For Music Hack Day in San Francisco this past weekend I did a hack related to my blog post on “hyperaudio notation”. My idea was to caption a recorded song using music notation, as an instantiation of ideas like hyper video, hyper audio, popcorn.js, and WebVTT.
There is a recording and a score. The recording is an MP3, the score is a PNG. The purpose of the system is to move a highlight through the score in sync with the MP3, so that the listener can see which part of the notation in the image is currently being played. It’s like text captions for a person talking.
I could have designed it to show just a portion of the overall score, but showing the entire image with a moving highlight was easier.
To move the highlight in sync with the music, you train it. Pushing a button marked “start recording” initiates a training run. The music starts, in time with a recorder for clicks within the image. When you click in the image the time and location are recorded. The trainer clicks in the image in sync with the music. When the first bar is played, click on the first bar in the image. Continue until you have provided music captions for as much of the song as you want. Then press “stop recording.”
At this point, press the “play recording” button to rerun the training session.
The vision is that the training would be done by the person publishing the page, and visitors would just use the “play recording” button.
To see it in action, go to the live demo code or view a screencast I made. (The live code was super quick and dirty and assumes that you have exactly the same everything I do, including browser, bandwidth, etc. Chances that it will actually work are slim).
“.
I’m presuming this is a very quick pre-proof-of-concept idea: The synchronization offset between when beat one comes up aurally and when the green bar finally gets displayed is very disconcerting.

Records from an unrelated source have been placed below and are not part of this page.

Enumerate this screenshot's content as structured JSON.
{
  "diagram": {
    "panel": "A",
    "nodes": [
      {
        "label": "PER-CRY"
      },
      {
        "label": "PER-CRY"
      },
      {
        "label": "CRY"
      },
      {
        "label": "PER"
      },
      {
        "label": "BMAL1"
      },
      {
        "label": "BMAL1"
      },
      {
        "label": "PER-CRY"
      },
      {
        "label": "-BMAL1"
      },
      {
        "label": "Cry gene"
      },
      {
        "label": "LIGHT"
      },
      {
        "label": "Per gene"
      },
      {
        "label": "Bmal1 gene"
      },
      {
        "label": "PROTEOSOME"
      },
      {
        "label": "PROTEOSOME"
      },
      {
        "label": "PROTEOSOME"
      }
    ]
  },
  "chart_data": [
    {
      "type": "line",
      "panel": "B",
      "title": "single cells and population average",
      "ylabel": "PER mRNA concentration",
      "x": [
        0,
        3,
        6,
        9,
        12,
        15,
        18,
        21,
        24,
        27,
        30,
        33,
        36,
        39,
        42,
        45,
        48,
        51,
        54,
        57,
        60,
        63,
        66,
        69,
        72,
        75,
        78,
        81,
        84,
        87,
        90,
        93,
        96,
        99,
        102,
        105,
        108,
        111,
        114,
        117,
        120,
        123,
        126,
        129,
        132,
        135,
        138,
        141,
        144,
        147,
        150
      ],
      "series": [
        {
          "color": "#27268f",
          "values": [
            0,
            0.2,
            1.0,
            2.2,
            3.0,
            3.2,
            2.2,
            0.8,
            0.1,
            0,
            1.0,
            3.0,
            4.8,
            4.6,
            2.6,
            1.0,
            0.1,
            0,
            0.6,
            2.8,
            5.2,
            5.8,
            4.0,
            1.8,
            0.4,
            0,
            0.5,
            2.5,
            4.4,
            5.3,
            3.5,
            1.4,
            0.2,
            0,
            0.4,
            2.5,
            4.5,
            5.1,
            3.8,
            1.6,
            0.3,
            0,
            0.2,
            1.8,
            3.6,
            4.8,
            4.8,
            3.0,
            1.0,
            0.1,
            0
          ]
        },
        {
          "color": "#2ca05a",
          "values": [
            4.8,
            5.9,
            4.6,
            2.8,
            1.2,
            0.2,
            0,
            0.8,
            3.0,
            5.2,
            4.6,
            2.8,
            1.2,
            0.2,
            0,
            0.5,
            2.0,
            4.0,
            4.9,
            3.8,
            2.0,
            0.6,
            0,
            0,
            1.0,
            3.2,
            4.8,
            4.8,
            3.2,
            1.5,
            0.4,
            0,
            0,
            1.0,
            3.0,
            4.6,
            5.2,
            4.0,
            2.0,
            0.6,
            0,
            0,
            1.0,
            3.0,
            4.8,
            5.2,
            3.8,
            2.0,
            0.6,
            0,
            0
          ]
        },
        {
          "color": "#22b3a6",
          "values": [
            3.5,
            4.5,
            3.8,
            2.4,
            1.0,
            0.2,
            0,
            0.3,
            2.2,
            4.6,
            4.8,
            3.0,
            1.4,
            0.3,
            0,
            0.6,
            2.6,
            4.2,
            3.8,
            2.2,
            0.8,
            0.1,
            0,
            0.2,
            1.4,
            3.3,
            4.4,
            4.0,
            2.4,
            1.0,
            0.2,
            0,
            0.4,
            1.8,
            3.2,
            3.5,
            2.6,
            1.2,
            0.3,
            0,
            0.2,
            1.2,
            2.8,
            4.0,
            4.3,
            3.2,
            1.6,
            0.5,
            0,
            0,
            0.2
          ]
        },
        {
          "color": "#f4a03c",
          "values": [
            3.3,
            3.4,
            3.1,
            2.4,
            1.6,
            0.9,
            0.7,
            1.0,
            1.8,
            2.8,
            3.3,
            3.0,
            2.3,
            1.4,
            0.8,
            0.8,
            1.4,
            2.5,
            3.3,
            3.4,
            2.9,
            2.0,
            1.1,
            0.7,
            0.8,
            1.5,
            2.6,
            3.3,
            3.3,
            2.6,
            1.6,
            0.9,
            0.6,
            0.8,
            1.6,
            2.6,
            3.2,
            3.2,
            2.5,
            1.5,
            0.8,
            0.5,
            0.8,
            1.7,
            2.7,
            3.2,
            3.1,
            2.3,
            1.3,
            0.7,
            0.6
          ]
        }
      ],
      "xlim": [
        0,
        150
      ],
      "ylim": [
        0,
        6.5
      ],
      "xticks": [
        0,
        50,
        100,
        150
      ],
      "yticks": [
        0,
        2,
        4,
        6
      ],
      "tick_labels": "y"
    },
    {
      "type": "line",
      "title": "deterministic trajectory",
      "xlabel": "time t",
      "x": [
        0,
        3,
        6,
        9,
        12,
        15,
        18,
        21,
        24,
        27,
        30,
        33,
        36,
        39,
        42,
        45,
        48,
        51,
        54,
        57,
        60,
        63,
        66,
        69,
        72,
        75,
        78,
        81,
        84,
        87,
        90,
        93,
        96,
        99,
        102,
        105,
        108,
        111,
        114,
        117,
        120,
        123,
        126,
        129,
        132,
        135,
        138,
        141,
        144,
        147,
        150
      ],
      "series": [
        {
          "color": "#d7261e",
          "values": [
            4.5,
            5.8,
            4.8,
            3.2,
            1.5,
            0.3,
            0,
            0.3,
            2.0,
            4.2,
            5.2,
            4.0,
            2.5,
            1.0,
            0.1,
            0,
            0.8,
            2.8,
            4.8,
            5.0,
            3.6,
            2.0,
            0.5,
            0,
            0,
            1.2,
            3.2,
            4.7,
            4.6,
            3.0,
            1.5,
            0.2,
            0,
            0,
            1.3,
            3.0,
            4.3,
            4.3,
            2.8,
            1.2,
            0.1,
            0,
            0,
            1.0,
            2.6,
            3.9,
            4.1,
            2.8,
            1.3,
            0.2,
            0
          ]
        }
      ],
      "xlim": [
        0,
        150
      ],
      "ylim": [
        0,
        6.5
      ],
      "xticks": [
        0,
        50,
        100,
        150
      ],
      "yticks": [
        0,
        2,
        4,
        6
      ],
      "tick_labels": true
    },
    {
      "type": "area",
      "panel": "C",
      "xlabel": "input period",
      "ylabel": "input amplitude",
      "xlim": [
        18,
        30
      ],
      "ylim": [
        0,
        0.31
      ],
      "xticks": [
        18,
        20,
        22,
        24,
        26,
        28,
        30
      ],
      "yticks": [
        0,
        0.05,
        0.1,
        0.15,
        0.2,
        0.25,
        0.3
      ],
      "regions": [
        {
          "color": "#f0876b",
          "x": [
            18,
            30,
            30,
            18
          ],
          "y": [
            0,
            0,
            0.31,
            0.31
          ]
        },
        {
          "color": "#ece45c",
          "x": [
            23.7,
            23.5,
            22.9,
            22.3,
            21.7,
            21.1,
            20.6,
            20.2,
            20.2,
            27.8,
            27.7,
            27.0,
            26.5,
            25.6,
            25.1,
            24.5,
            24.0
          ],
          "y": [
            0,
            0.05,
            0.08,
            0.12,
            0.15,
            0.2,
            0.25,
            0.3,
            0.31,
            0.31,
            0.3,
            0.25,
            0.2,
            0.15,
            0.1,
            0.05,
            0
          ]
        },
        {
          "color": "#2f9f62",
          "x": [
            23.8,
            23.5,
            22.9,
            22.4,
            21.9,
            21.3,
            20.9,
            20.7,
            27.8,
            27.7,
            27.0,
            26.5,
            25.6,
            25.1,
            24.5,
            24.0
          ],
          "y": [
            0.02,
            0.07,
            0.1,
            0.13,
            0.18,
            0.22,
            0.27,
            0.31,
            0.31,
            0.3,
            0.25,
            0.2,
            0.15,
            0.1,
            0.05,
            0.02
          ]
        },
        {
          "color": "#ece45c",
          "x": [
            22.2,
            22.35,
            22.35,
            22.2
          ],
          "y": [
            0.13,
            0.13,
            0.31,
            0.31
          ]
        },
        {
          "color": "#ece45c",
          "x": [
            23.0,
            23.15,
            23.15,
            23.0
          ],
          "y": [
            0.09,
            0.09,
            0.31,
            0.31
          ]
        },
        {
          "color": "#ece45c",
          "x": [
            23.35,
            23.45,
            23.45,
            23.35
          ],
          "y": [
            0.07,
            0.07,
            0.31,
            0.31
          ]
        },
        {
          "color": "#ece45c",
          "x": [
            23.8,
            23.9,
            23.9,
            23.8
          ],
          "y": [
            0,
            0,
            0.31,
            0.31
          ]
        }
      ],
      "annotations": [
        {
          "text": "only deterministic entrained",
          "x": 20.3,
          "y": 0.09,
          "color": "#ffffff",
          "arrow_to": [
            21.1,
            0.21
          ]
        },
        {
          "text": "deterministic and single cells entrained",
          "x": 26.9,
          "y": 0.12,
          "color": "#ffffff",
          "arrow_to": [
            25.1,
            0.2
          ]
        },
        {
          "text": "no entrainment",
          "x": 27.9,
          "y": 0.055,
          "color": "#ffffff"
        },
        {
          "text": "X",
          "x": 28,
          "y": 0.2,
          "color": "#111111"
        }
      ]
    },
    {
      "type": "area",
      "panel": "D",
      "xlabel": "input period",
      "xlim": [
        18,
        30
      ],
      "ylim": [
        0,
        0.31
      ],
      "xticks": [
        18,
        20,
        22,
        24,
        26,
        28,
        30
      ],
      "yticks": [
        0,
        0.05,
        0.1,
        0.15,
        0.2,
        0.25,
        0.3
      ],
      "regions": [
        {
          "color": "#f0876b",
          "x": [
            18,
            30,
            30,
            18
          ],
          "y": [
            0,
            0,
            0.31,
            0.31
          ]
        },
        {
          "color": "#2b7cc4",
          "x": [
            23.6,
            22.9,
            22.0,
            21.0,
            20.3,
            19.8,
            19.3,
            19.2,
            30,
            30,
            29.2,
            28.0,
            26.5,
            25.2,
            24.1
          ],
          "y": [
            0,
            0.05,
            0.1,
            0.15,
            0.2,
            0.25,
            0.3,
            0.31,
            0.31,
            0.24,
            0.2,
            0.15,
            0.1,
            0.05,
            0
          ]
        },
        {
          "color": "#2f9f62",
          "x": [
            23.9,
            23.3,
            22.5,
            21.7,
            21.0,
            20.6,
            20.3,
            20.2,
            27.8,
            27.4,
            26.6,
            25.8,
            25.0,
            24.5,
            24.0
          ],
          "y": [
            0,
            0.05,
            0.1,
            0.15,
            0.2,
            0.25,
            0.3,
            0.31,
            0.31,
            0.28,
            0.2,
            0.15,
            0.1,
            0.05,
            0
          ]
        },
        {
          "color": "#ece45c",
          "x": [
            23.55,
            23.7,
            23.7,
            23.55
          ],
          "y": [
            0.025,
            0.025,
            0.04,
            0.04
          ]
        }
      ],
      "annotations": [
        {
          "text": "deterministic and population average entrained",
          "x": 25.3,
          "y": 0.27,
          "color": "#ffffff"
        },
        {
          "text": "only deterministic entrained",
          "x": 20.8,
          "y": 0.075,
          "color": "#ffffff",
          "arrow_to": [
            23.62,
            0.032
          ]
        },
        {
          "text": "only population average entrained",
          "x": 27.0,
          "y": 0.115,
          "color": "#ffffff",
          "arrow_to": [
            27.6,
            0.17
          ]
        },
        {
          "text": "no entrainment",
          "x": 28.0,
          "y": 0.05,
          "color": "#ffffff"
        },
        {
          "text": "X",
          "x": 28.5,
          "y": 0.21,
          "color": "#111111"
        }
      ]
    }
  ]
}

However, at the risk of completely missing the point, this feels like an extremely small niche in this presented format, and the problem has really been already solved: A more useful and general-purpose manifestation would be a time-based-event concept that is already pretty ubiquitous. That could be easily adapted for a concept such as this by knowing the tempo and transforming measures to time-code, etc (like any midi/recording software does already).
I’m thinking Soundcloud annotations as an audio-file representation of this concept, which means you just replace the waveform display with sheet-music display and voila. This proof of concept.
Ok, so what am I missing?
What you’re missing is (1) that the approaches you’re thinking of are dramatically more labor for every song and (2) the approach I’m taking can be incrementally improved to do quite a lot.
On (1), knowing the tempo and transforming the measures requires a complete and correct score, including any tempo variability like fermata, as well as all the details of the arrangement. Questions like “how many bars do they vamp for that voiceover segment?” and “how do I notate the dubstep breakdown?” take a lot of care and time.
The simplified chart that I did took about three sittings. The extended version would be 5-6. That’s for a relatively simple tune. For a more complex arrangement like typical prog metal it would take forever, while my simplified version would continue to take about the same 2-3 sittings.
On (2), I agree that the I agree that the sync sloppiness is super disconcerting. It wouldn’t be hard to fix. I could also easily add all kinds of other objects that you click on in time with the original recording. Animated gifs, guitar tab, video of a conductor’s hands.
So this hack is about finding a really feasible method to annotate music.